Pamiętajmy, że każde z przesileń czyli
każdy z czterech Największych Tanów jest związany z Wielką Bitwą
Niebieską lub Dzikimi Łowami Niebieskimi, czyli walką Sił Ciemności i
Jasności, jest związany z walką Nocy i Dnia, z Odrodzeniem Światła
Świata, z przesileniami położenia Słońca względem północnej półkuli
Ziemi. Ten cykl odzwierciedlony jest niejako w Zodiaku czyli Pogańskim
Krzyżu, ale też zawarty jest w micie i zwierzęcej symbolice, która
wyrażona jest obrzędowo w orszaku odświętnym wiodącym pochód po
zamkniętym Świętym , Czarownym Kole, Okręgu, Pągu – wokół danej wsi czy
ośrodka grodowego. Dni owych świąt związane są z odbywającym się na
niebie spektaklem przesilenia lub równoważenia Światła i Ciemności,
występują w nich więc symboliczne postacie w orszakach związane z tym
podaniem, ale też roślinne i zwierzęce symbole światła – takie jak Kwiat
Paproci (Nowalia, Nowalis, Perunika, Kołowrót Perunowy), Świetlik –
Świecący Owad (Wedrik), Iskra-Samobudka (a więc Krzesany Ogień, nowy
ogień, jarzęcy), Żar (ogień gasnący, zadeptywany w korowodzie, stary
ogień), Biała Krowa, Czarny Byk, Biały i Czarny Orzeł (Łabędź, Bocian),
czy wreszcie Główka/Pała Kupały-Kraszenia odcięta przez Marę-Marzannę,
ale odradzająca się w liściu kapusty czy łopucha i przyrastająca na
powrót do boskiego ciała (symbol żądzy i żaru miłosnego).

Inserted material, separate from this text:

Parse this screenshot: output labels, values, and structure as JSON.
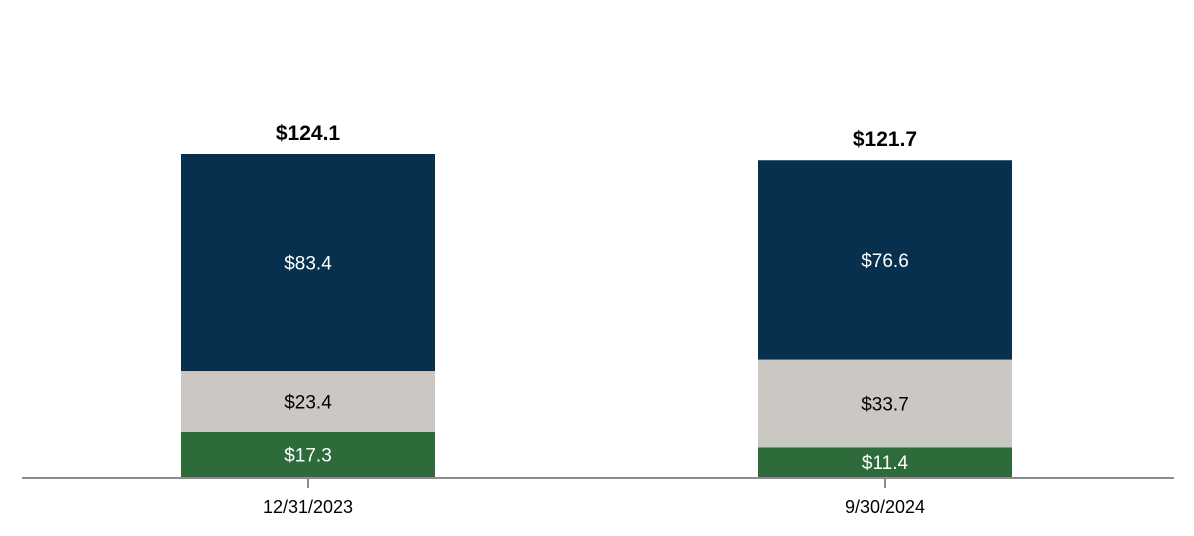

Odradzające
się w Noc Kresu Ciemne Światło – Czarna Iskra –
Biedronka-Swoboda-Samobytka, jest ścigane przez Zagony Władców Światła z
Królującą Białą Świetlistą Krową na czele, toczona jest bitwa o
unicestwienie odradzającego się Ciemnego Światła Nocy, symbolizowanego
dalej w ciągu roku obrzędowego, przez Księżyc.
Kwiat paproci – Kira Białczyńska
Letnie Baby
Letnie Baby to Tan 13 Mniejszy, czyli
typowe Święto Pamięci Przodków identyczne jak Dziady, z tym samym
rytuałem i symboliką. Stanowi ono obowiązkowy wstęp do pozostałych
uroczystości. Odróżniano je jedynie nazwą związaną z pierwiastkiem
żeńskim w obchodzie Równonocy Wiosennej i Letniego Przesilenia. Trzeba
powiedzieć, że dawniej Słowianie czcili pamięć przodków pod dwoma
nazwami: Dziadów i Bab. Święto Dziadów obchodzono w terminach związanych
z męskim pierwiastkiem (czarnogłowskim) w przesilenie jesienne
(Jasność, Jessa, Jasień) i zimowe (Ostrość, Kostroma), natomiast Święto
Bab wiązano z ródczymi i wzrostowymi kobiecymi mocami (wiosna, lato).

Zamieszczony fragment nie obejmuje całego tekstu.